3 Pekerja WNA Asal China Ditangkap Intel TNI

Jakarta, Akuratnews.com - Tiga warga negara asing asal Cina yang diduga ilegal ditangkap intel TNI di di wilayah distrik Inggilu, Kabupaten Waropen, Papua, pada Sabtu (23/11/2019). Ketiga warga Cina tersebut masing-masing bernama Zhang Xiaoxuan (25), Wang Xiuxing (49) dan Xu Xuecheng (42). Mereka merupakan pekerja PT Forespek.

Kepala Seksi Intelijen Korem 173/PVB, Kolonel Inf Arie Tri Hedhianto, memimpin langsung penangkapan terhadap tiga warga negara asal Cina yang tidak memiliki dokumen keimigrasian itu. Ketiganya pun langsung diserahkan ke pihak kantor Imigrasi Kelas II TPI Biak pada malam sekitar pukul 19.20 WIT di hari yang sama.

“Tiga warga Cina yang ditangkap di Kabupaten Waropen telah kami serahkan ke Kantor Imigrasi Kelas II TPI Biak pada Sabtu malam pukul 19.20 WIT. Penyerahan ketiga WNA itu diterima Kasi Intelijen dan Penindakan Imigrasi, Henri Santos,” kata Kolonel Arie yang didampingi Dandim 1709 Yawa Letkol Inf Leon Pangaribuan.

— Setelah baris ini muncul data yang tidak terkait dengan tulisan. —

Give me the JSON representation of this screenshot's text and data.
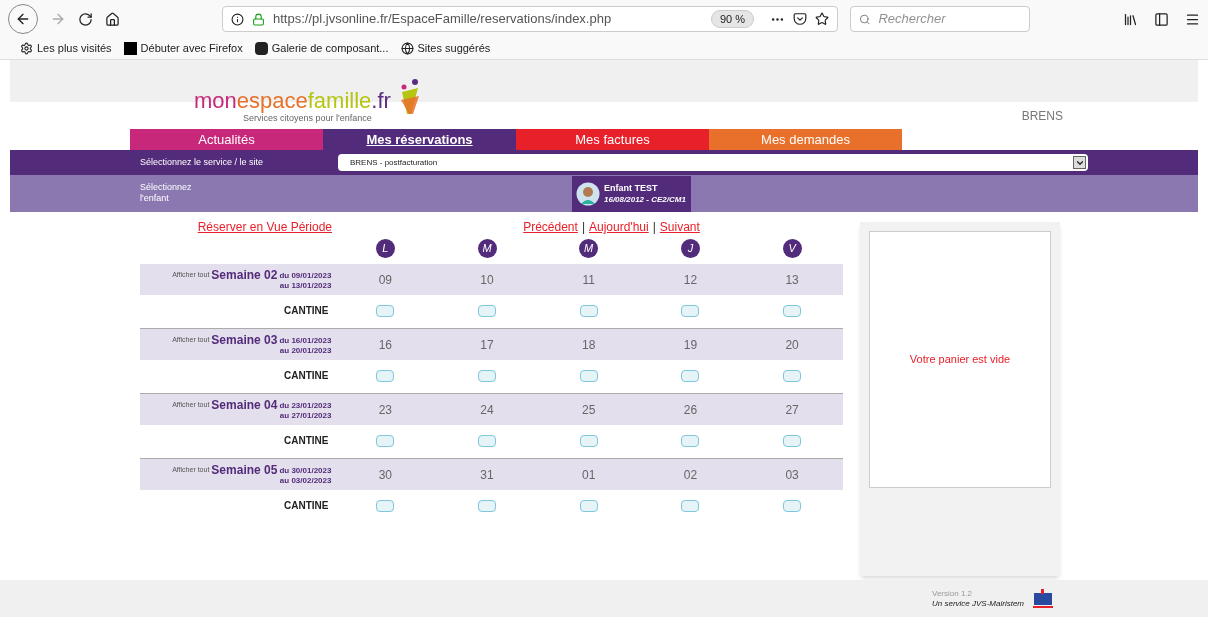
{
  "browser": {
    "url": "https://pl.jvsonline.fr/EspaceFamille/reservations/index.php",
    "zoom": "90 %",
    "search_placeholder": "Rechercher",
    "bookmarks": [
      {
        "label": "Les plus visités",
        "kind": "gear"
      },
      {
        "label": "Débuter avec Firefox",
        "kind": "m"
      },
      {
        "label": "Galerie de composant...",
        "kind": "gallery"
      },
      {
        "label": "Sites suggérés",
        "kind": "globe"
      }
    ]
  },
  "logo": {
    "parts": [
      {
        "text": "mon",
        "color": "#c8287a"
      },
      {
        "text": "espace",
        "color": "#e8702a"
      },
      {
        "text": "famille",
        "color": "#b5c512"
      },
      {
        "text": ".fr",
        "color": "#5a2d82"
      }
    ],
    "tagline": "Services citoyens pour l'enfance"
  },
  "commune": "BRENS",
  "tabs": [
    {
      "label": "Actualités",
      "color": "#c8287a",
      "selected": false
    },
    {
      "label": "Mes réservations",
      "color": "#522b7a",
      "selected": true
    },
    {
      "label": "Mes factures",
      "color": "#e8202a",
      "selected": false
    },
    {
      "label": "Mes demandes",
      "color": "#e8702a",
      "selected": false
    }
  ],
  "service": {
    "label": "Sélectionnez le service / le site",
    "value": "BRENS - postfacturation"
  },
  "child_select": {
    "label": "Sélectionnez\nl'enfant",
    "name": "Enfant TEST",
    "details": "16/08/2012 - CE2/CM1"
  },
  "nav": {
    "period_link": "Réserver en Vue Période",
    "links": [
      "Précédent",
      "Aujourd'hui",
      "Suivant"
    ],
    "separator": "|"
  },
  "weekdays": [
    "L",
    "M",
    "M",
    "J",
    "V"
  ],
  "weeks": [
    {
      "show_all": "Afficher tout",
      "title": "Semaine 02",
      "from": "du 09/01/2023",
      "to": "au 13/01/2023",
      "days": [
        "09",
        "10",
        "11",
        "12",
        "13"
      ],
      "service": "CANTINE",
      "slots": [
        {
          "checked": false
        },
        {
          "checked": false
        },
        {
          "checked": false
        },
        {
          "checked": false
        },
        {
          "checked": false
        }
      ]
    },
    {
      "show_all": "Afficher tout",
      "title": "Semaine 03",
      "from": "du 16/01/2023",
      "to": "au 20/01/2023",
      "days": [
        "16",
        "17",
        "18",
        "19",
        "20"
      ],
      "service": "CANTINE",
      "slots": [
        {
          "checked": false
        },
        {
          "checked": false
        },
        {
          "checked": false
        },
        {
          "checked": false
        },
        {
          "checked": false
        }
      ]
    },
    {
      "show_all": "Afficher tout",
      "title": "Semaine 04",
      "from": "du 23/01/2023",
      "to": "au 27/01/2023",
      "days": [
        "23",
        "24",
        "25",
        "26",
        "27"
      ],
      "service": "CANTINE",
      "slots": [
        {
          "checked": false
        },
        {
          "checked": false
        },
        {
          "checked": false
        },
        {
          "checked": false
        },
        {
          "checked": false
        }
      ]
    },
    {
      "show_all": "Afficher tout",
      "title": "Semaine 05",
      "from": "du 30/01/2023",
      "to": "au 03/02/2023",
      "days": [
        "30",
        "31",
        "01",
        "02",
        "03"
      ],
      "service": "CANTINE",
      "slots": [
        {
          "checked": false
        },
        {
          "checked": false
        },
        {
          "checked": false
        },
        {
          "checked": false
        },
        {
          "checked": false
        }
      ]
    }
  ],
  "cart": {
    "empty_message": "Votre panier est vide"
  },
  "footer": {
    "version": "Version 1.2",
    "credit": "Un service JVS-Mairistem"
  }
}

Menurut Arie, masih ada lagi satu WNA asal Cina yang belum diserahkan ke Imigrasi Kelas II Biak. Sebab, saat akan ditangkap yang bersangkutan sedang berada di tempat lain. Dari hasil pemeriksaan, menurut Kolonel Arie, ketiga warga negara Cina itu tidak mempunyai identitas dan dokumen keimigrasian. Selain itu, mereka tidak bisa berbahasa Indonesia.

“Untuk kepentingan penyidikan atas ketiadaan dokumen keimigrasian bagi tiga WNA Cina sesuai aturan diserahkan ke kantor Imigrasi Biak guna dilakukan penindakan sesuai hukum yang berlaku di Negara Kesatuan Republik Indonesiam," ucap Kolonel Arie.

Sementara Kasi Intelijen dan Penindakan Kantor Imigrasi Kelas II Tempat Pemeriksaan Imigrasi Biak, Henri Santos, mengakui tiga WNA asal Cina yang ditangkap satuan intelijen Korem 173/PVB sudah diserahterimakan di kantor Imigrasi Biak.

"Untuk pemeriksaan dokumen keimigrasian status ketiga WNA sudah kami amankan hingga waktu 2X24 jam dalam menentukan status hukumnya," ujar Henri.

Hingga Sabtu malam pukul 20.30 WIT, tiga WNA yang tertangkap merasa lapar minta dibelikan makanan mi goreng untuk dimakan pascamelakukan perjalanan kapal laut selama enam jam dari kabupaten Waropen.